Sehingga, rumah rakit menjadi bentuk adaptasi masyarakat yang membaca dan memahami alam dan situasi sosial Palembang yang merupakan kota air dan banyak dialiri oleh sungai.

Bagi masyarakat Sumatera Selatan, keberadaan sungai sangat vital. Sungai dianggap sebagai sumber makanan, mata pencaharian, dan sumber air. Dengan kondisi geografis seperti itu, fungsi rumah rakit tidak hanya sebagai alat transportasi untuk membawa orang yang ada di atasnya ke suatu tempat, tetapi juga untuk tempat tinggal.

Rumah Rakit Era Kesultanan Palembang

Era pemerintahan Sultan Mahmud Badaruddin II, rumah rakit dijadikan pemukiman khusus bagi bangsa luar yang menetap di Kota Palembang.

Sebab, pada Masa Kesultanan Palembang, tanah merupakan milik Raja/Sultan. Orang yang bukan keturunan raja (bangsawan) hanya boleh meminjam padanya sedangkan bagi orang asing (pendatang) hanya boleh tinggal diatas rumah-rumah rakit.

Dengan kondisi ini maka dahulu para pendatang yang datang ke Palembang termasuk para pendatang Eropa, Cina dan lainnya mendirikan rumahnya diatas Sungai Musi.

Masyarakat Tionghoa diberi izin untuk tinggal dengan catatan apabila mereka bersedia tinggal di atas air dengan membuat rumah rakit. Rakit-rakit tersebut berada disepanjang Sungai Musi yang letaknya menghadap ke arah keraton atau berseberangan. Rakit-rakit tersebut umumnya dibuat dari bahan kayu atau bambu dengan atap kajang dan sirap.

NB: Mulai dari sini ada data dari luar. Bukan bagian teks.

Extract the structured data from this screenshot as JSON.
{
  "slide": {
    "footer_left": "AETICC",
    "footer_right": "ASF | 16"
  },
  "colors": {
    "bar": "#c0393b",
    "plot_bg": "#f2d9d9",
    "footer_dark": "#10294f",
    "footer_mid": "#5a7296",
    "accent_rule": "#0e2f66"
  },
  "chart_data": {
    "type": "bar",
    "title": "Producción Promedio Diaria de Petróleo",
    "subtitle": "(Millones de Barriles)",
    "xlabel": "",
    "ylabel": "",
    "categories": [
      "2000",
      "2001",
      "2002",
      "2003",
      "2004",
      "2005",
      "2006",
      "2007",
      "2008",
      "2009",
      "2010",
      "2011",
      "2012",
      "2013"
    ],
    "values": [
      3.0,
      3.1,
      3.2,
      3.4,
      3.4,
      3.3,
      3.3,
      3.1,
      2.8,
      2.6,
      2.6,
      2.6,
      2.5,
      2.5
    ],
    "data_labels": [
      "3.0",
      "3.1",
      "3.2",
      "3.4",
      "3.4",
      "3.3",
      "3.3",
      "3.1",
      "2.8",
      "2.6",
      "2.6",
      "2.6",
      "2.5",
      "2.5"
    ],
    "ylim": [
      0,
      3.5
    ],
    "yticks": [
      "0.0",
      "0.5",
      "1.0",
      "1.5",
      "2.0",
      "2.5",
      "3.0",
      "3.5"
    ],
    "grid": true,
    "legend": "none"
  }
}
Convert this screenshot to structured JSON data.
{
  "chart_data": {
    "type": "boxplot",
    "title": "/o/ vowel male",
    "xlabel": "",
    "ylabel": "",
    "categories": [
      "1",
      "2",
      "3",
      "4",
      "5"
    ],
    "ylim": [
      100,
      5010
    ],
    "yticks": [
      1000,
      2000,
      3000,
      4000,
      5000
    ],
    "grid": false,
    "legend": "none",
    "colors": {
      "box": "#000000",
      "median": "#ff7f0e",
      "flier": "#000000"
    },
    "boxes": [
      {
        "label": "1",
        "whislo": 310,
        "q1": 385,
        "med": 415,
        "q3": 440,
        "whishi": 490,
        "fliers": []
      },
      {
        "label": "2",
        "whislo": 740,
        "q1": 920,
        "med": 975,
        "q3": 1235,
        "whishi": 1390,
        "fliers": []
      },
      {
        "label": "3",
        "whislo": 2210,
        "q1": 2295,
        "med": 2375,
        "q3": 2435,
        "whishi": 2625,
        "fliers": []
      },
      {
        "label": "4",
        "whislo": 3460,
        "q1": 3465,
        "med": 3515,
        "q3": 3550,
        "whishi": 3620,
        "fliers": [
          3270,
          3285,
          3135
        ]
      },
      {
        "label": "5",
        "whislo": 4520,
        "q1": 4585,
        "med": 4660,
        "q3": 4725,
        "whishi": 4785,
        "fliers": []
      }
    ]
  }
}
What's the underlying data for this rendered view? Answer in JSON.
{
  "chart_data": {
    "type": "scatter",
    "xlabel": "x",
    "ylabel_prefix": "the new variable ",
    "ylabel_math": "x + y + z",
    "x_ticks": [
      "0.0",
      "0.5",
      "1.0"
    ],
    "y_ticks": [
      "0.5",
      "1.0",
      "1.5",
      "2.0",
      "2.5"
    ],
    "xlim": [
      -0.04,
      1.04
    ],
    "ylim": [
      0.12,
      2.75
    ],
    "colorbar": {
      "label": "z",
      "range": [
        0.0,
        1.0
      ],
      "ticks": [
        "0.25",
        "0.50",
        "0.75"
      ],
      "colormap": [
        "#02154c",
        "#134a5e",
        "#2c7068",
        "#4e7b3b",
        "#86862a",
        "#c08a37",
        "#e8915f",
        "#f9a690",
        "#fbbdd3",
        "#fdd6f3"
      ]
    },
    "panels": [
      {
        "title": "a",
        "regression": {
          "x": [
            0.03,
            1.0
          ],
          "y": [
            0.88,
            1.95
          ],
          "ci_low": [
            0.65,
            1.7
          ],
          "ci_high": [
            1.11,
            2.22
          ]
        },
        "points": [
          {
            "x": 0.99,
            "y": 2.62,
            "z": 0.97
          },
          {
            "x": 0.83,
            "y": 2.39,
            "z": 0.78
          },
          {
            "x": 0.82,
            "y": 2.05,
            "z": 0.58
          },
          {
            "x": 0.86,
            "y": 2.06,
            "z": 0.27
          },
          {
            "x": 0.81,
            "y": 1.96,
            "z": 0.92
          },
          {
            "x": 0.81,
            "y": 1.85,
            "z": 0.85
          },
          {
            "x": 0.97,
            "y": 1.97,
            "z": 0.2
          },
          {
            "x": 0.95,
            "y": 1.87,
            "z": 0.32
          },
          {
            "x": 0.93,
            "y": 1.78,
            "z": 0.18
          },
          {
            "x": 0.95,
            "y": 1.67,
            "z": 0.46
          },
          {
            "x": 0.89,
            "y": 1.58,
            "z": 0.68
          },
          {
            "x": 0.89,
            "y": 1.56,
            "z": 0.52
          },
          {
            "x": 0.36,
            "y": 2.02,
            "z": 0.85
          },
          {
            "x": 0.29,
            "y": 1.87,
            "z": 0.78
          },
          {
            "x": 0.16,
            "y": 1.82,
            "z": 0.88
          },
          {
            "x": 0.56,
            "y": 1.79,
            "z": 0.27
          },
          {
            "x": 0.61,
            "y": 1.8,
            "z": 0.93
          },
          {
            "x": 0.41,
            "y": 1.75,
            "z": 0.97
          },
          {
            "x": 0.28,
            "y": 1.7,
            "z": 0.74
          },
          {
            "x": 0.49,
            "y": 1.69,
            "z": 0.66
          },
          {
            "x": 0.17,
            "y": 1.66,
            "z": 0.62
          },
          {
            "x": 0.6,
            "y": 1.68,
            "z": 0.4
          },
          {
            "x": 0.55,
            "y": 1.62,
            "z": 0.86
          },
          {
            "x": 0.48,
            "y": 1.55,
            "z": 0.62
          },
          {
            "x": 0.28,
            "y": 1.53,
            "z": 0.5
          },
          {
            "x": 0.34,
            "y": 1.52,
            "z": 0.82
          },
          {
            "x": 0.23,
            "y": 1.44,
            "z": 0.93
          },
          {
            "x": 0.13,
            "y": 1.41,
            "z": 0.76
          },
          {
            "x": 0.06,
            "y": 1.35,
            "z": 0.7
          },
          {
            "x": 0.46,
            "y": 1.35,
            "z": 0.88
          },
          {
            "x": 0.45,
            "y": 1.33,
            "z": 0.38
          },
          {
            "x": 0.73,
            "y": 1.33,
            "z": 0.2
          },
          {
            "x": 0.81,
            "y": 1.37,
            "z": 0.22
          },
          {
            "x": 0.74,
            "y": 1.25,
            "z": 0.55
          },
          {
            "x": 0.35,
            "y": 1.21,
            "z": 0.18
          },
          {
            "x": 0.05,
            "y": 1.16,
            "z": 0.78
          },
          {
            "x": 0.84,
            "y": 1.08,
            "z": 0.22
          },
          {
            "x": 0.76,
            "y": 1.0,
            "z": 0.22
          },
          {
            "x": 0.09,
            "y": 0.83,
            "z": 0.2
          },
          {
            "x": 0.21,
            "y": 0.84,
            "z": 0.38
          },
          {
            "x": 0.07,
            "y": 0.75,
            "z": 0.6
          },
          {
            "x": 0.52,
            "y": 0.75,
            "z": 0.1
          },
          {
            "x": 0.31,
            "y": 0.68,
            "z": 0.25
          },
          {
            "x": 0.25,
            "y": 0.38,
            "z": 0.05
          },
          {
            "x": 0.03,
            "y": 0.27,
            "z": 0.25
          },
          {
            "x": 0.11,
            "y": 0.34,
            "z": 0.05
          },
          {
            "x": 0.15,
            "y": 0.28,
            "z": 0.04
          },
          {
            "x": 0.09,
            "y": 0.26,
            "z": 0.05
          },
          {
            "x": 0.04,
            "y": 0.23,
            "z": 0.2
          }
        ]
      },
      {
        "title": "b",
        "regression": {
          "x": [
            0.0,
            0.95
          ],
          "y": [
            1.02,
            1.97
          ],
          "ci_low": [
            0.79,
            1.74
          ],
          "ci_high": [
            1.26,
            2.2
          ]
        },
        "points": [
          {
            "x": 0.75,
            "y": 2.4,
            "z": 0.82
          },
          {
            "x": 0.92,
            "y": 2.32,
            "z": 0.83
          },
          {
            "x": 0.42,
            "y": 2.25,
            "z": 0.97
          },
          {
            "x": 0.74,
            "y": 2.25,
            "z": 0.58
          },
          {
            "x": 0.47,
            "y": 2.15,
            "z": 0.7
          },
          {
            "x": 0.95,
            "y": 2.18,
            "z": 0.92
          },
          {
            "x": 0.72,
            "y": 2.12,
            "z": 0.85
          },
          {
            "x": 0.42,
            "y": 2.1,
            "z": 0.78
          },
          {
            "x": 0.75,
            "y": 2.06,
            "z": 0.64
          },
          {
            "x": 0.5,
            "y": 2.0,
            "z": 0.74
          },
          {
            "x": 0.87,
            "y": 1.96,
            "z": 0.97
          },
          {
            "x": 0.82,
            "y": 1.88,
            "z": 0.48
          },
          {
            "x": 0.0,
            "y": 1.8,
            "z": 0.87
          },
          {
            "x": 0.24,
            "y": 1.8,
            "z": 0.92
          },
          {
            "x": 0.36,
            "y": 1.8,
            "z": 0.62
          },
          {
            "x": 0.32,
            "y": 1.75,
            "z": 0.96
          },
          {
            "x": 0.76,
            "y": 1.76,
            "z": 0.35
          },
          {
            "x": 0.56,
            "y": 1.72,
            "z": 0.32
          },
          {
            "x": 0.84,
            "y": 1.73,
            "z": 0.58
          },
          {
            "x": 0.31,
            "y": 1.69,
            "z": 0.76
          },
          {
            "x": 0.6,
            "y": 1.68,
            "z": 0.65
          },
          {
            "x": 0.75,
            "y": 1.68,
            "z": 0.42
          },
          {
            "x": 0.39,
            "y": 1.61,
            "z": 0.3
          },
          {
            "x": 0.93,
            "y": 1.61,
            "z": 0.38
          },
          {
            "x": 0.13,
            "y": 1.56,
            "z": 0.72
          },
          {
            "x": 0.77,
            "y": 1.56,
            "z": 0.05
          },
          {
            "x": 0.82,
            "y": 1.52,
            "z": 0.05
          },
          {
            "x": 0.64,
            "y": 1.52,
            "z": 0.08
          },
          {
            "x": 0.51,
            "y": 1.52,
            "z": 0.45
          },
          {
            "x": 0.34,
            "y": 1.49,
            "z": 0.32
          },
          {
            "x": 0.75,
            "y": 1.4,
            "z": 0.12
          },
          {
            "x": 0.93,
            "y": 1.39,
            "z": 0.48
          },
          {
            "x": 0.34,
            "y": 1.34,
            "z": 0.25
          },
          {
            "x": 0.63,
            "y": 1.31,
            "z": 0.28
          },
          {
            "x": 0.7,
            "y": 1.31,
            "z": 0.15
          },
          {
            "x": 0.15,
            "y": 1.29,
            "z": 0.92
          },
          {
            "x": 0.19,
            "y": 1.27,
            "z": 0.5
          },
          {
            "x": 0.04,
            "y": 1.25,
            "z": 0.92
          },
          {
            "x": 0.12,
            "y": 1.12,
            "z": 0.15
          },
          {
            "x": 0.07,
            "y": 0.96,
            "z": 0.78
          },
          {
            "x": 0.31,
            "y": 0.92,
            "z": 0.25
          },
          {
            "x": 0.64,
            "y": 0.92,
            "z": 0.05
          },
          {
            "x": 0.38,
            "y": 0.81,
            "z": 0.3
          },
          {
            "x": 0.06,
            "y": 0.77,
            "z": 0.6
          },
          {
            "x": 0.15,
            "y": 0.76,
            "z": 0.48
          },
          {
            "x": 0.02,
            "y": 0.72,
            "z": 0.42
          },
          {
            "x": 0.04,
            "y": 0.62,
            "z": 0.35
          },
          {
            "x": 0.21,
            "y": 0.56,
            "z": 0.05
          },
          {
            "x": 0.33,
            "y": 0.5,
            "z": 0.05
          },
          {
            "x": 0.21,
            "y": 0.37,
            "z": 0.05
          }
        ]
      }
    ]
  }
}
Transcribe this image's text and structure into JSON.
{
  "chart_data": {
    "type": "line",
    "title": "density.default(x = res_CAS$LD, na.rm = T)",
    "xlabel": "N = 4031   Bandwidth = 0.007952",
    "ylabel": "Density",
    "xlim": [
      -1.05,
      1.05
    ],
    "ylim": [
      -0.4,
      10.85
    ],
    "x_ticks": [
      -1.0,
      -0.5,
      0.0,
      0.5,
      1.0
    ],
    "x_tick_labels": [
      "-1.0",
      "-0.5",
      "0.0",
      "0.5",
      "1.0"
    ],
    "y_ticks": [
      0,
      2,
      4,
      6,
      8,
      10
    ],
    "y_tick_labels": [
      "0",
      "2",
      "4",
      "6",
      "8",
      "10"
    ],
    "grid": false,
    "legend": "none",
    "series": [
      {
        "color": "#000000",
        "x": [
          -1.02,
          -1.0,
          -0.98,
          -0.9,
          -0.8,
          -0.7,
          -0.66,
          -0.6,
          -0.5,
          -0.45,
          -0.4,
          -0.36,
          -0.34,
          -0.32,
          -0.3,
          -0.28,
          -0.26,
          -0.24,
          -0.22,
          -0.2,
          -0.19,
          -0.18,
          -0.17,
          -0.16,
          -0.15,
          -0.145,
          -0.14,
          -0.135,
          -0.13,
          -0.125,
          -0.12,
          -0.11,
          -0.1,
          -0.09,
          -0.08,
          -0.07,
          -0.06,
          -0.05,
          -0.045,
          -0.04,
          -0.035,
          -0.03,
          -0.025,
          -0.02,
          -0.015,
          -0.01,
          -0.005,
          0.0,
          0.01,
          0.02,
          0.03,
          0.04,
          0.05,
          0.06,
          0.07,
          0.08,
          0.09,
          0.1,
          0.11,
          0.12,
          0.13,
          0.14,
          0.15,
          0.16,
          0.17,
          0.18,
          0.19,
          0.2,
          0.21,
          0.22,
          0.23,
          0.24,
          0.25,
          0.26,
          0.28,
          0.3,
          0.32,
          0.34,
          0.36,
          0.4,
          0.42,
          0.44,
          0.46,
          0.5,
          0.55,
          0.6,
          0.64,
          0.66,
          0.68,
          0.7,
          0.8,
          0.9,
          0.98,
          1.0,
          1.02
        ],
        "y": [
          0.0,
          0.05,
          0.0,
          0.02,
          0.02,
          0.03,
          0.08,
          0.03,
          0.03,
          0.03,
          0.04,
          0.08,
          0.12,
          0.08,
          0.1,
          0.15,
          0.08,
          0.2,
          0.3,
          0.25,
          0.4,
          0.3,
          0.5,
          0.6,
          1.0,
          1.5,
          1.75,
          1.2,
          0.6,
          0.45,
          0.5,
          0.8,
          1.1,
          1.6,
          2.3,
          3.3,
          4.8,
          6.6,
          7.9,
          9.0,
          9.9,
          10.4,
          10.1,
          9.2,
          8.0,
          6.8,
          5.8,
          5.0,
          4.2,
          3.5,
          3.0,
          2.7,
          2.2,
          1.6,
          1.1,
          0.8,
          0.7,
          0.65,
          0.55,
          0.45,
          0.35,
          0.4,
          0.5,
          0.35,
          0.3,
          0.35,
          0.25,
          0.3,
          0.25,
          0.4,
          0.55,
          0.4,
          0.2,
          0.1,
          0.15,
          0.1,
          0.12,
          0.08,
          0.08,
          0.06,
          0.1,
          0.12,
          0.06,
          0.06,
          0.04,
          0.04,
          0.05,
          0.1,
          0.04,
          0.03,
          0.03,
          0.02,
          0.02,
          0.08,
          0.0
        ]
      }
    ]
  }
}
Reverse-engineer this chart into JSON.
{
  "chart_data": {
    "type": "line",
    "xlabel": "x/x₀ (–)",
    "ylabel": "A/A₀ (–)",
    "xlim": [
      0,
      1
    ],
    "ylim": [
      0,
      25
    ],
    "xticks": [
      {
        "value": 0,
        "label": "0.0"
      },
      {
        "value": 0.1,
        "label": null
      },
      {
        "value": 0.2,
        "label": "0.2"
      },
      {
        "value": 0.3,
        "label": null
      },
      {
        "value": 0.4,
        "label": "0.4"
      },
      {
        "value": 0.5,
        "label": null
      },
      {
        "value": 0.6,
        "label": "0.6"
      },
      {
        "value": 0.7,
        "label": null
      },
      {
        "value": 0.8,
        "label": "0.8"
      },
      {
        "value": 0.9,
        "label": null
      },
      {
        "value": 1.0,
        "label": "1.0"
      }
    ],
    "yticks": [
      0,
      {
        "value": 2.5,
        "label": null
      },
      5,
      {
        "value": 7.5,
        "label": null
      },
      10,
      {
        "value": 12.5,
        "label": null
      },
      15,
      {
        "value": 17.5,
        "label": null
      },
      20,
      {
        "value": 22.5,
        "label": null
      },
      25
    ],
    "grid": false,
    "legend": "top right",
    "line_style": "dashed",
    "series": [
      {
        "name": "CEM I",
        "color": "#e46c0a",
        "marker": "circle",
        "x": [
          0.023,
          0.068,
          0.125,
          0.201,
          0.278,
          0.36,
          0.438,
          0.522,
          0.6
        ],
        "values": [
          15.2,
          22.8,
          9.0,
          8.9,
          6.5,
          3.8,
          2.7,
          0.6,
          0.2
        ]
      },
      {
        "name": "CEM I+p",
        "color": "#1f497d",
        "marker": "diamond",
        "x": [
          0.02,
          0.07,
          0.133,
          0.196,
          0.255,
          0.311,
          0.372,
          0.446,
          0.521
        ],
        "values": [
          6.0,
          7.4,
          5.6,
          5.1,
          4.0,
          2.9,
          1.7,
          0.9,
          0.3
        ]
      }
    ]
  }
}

Rumah rakit milik masyarakat Tionghoa yang kaya terbuat dari kayu unglen yang di cat rapi, ukurannya sesuai dengan selera masing-masing.

Begitupun bangsa Belanda yang menjalin kongsi dagang dengan Kesultanan Palembang. Mereka membangun pemukiman rumah rakit di sepanjang Sungai Musi. Bahkan kantor dagang Belanda yang pertama masih di atas rumah rakit lengkap dengan gudangnya. Rumah ini selain sebagai tempat tinggal, juga berfungsi sebagai gudang, toko dan industri kerajinan.

Kenapa di masa Kesultanan Palembang semua pendatang atau warga asing harus tinggal di rumah rakit? Jawabannya hal ini tidak lepas dari kebijakan atau peraturan yang dibuat pada masa Kesultanan Palembang yang bernuansa politis. Pada saat itu, Kesultanan Palembang sangat mencurigai bangsa Eropa dan Timur asing, khususnya bangsa Belanda yang sejak lama hendak menjajah.

Selain itu, kewajiban warga asing tinggal di rumah rakit memudahkan Kesultanan Palembang untuk mengontrol mobilitas warga asing. Apabila terdapat warga asing bertindak kriminal dan melanggar hukum, penindak hukum akan memotong tali pengikat rumah rakit hingga rumah rakitnya hanyut di sungai.

Era Pemerintahan Kolonial Belanda

Walau terkesan “dipaksa” untuk tinggal di rumah rakit, namun orang Belanda ternyata merasa nyaman untuk tinggal di atas air tersebut.

Sejumlah catatan sejarah menunjukkan bangsa Belanda yang tinggal di rumah rakit Palembang. Seperti catatan Sevenhoven dalam buku Lukisan Tentang ibukota Palembang (1971: 14-15): Di kedua tepian sungai diatas air, dijumpai rumah jang ditempatkan diatas rakit dan dinamakan rakit. Rumah rakit itu dibangun terdiri dari balok-balok yang dijalin dengan bambu dan ditambatkan pada tepian sungai atau pada pada tiang-tiang yang ditanam dalam tanah, dengan dijalin rotan yang jauh labih kuat daripada tali rami. Rakit-rakit itu naik atau turun bersama-sama dengan pasang surat air. Rakit-rakit itu dihubungkan dengan daratan oleh jembatan terapung; kadang-kadang orang datang ke dan pergi dari rakit itu dengan menggunakan perahu-perahu kecil.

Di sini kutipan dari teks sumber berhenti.